Chapter 24
Chapter twenty-four
Maverick
"Now, the clock is ticking. Explain."
Oh, she's a firecracker, for sure. I'm here for it.
When I first met her by chance all those years back, when I found her crying on the sidewalk in New Orleans, I was instantly drawn to her.
I had to speak to her. Then, the lucky bastard I am, our paths crossed again two years ago at that shitty dive bar.
Nothing about that night was planned or went as I expected it to.
At the same time, it was every bit perfect.
There’s something about a woman who knows who she is and isn't afraid to take up space in the world. There’s something even more about a fearless woman who plays hard to get and plays it well that draws me in like a moth to a flame. I guess you could say that's my toxic trait.
I want precisely what I know isn't good for me.

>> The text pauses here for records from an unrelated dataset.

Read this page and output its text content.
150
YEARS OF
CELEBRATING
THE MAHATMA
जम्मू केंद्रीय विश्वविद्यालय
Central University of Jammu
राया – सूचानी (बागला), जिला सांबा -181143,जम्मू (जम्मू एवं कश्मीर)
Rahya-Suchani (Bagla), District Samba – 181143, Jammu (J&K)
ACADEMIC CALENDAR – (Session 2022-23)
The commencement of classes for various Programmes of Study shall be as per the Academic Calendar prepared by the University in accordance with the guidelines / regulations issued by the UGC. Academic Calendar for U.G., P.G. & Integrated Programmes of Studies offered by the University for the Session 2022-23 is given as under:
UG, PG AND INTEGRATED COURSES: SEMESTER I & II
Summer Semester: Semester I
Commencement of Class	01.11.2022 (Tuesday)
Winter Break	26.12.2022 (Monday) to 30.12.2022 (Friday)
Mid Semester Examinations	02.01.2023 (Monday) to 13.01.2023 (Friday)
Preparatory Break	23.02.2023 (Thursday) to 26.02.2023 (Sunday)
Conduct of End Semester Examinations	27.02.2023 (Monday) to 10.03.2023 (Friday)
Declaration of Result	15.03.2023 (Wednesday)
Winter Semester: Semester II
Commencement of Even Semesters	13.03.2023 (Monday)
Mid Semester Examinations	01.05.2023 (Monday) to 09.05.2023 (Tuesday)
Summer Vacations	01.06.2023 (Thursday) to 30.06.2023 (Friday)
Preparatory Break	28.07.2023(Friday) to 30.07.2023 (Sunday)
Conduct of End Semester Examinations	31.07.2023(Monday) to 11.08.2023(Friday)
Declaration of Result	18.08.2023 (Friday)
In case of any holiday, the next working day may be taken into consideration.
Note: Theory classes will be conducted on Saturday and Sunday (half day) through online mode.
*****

I've never forgotten that night. How could I? The electricity sparking between us was palpable. I've never experienced it with anyone before her.
I always hoped our paths would cross just one more time, promising God, the Universe, or whoever or whatever the fuck is listening that I’d act on the opportunity.
She keeps getting brought into my life as if it’s a sign she’s meant to stay in it.
Now that I have my chance—fuck, maybe I should believe in fate.
I've never searched for her, but I thought of her constantly. Especially anytime I lay in bed with another woman who wasn't her, I found myself comparing them to each other. Hell, nothing sexual even happened between us. I denied her. I refused to be just another notch in her belt.
Something about the feeling when I looked into her eyes told me that we would be more one day, and I didn't want our start to be tainted by a one-night stand.
The following day, after meeting her in that bar, my contract in Arkansas ended, and I returned to Louisiana for work.
To my surprise, I opened my app yesterday and was hit with the sight of her picture.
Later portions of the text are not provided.